The Future Of Education Is Unstructured Learning, And Here’s Why

One of the primary goals of education is to not only teach students valuable information but help lay the groundwork to succeed in life. There is one problem though…life is messy. There is no guaranteed path towards success in the real world which is a hard lesson to learn and one that usually only comes when failure is met.

In the face of this fact, how can educators attempt to mirror what the real world is like the inside of their classroom? A potential answer to this dilemma might be found in the rise of unstructured learning. Michael Simkins in his book, Increasing Student Learning Through Multimedia Projects, showcases the benefits that unstructured learning, in the context of multimedia projects which fantastic opportunities for unstructured learning, helps create these important “real-world connections.”

What is Unstructured Learning?

Unstructured learning is a shift away from the traditional classroom setting (heavily guided lessons, strict procedures, etc.) and into a dynamic, changing, and completely student-led method of learning. It is important to remember that unstructured learning can be applied to a class as a whole or on a smaller scale with specific activities.
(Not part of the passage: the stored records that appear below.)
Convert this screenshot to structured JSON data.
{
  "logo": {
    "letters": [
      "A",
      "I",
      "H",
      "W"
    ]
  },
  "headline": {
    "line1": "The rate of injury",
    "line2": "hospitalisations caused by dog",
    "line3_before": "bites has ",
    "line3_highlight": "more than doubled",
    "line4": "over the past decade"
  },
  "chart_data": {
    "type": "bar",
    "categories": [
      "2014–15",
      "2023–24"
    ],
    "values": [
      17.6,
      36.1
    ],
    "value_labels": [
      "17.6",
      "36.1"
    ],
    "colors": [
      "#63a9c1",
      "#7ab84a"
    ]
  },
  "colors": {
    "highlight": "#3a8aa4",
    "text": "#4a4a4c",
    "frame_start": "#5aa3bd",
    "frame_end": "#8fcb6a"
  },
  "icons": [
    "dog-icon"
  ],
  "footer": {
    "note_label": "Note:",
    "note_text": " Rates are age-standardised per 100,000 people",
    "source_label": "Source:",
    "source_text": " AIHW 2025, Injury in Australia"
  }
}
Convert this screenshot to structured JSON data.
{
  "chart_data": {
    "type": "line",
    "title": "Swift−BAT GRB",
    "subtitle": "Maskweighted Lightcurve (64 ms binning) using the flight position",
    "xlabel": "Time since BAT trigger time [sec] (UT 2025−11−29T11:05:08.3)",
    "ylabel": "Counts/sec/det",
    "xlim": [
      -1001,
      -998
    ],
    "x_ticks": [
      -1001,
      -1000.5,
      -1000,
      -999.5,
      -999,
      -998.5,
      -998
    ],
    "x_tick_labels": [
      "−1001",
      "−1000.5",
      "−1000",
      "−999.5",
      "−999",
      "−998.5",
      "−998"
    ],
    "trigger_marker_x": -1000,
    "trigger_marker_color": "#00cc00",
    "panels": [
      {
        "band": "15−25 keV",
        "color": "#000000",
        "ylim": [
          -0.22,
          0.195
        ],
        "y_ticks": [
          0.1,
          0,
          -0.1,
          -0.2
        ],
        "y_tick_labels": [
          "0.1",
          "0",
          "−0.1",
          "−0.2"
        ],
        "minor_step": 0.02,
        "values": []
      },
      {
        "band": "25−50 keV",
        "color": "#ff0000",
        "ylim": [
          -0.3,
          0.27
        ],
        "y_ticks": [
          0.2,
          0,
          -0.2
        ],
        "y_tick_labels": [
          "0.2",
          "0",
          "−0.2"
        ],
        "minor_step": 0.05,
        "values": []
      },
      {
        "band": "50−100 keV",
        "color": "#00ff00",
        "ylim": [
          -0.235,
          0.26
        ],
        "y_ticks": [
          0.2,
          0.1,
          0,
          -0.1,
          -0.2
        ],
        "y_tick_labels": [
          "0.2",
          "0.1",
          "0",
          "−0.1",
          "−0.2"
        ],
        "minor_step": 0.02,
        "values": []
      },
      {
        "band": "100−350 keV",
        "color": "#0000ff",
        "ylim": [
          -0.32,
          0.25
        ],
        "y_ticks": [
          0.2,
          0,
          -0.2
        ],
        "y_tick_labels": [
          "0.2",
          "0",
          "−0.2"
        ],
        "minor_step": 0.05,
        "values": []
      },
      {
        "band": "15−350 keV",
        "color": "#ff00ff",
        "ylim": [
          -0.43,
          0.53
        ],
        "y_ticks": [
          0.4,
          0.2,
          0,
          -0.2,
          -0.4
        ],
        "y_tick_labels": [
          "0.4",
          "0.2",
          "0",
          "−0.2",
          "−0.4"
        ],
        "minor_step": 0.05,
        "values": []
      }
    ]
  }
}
This unconventional approach in the classroom parallels an already popular method of child-rearing centered around unstructured play which has shown to “promote the social-emotional, cognitive, language, and self-regulation skills that build executive function and a prosocial brain […] and enhances brain structure and function and promotes executive function (i.e., the process of learning, rather than the content” as stated by Michael Yogman in his study The Power of Play: A Pediatric Role in Enhancing Development in Young Children

The key takeaway from the research done on unstructured play is how pivotal it is regarding the process of learning which is mirrored in unstructured learning as an educational approach. Its applicability and benefits do not diminish as students grow older. 

What Unstructured Learning Activities Look Like

One of the benefits of unstructured learning is that it can be used at any grade level. In elementary school, it can take the form of:

  •         Using chalk to draw on the sidewalk or chalkboard in response to an open-ended question such as “what did the book we read in class teach you?”
  •         Using blocks (such as Legos) to recreate a shape, object, building, etc. learned about in class
  •         Making a handmade puppet and creating a skit with other classmates

In middle school or high school, unstructured learning can become more complex and target deeper learning targets through activities such as:

  •         Create any type of lesson to teach the class about a certain topic or learning target
  •         Find or create a method of analyzing how well your classmates understand a certain topic or learning target

These activities allow the student to oversee exploring the content and challenges them to think more abstractly and engage in the content differently than being handed a worksheet or taking notes from a PowerPoint presentation. Additionally, unstructured learning is incredibly flexible and allows students to engage with the content on their own individual level which makes the activities naturally scaffolded.  

It is important to remember that structured learning also has a valuable place in the classroom and achieving a balance between the two allows the benefits of both to be utilized by the students.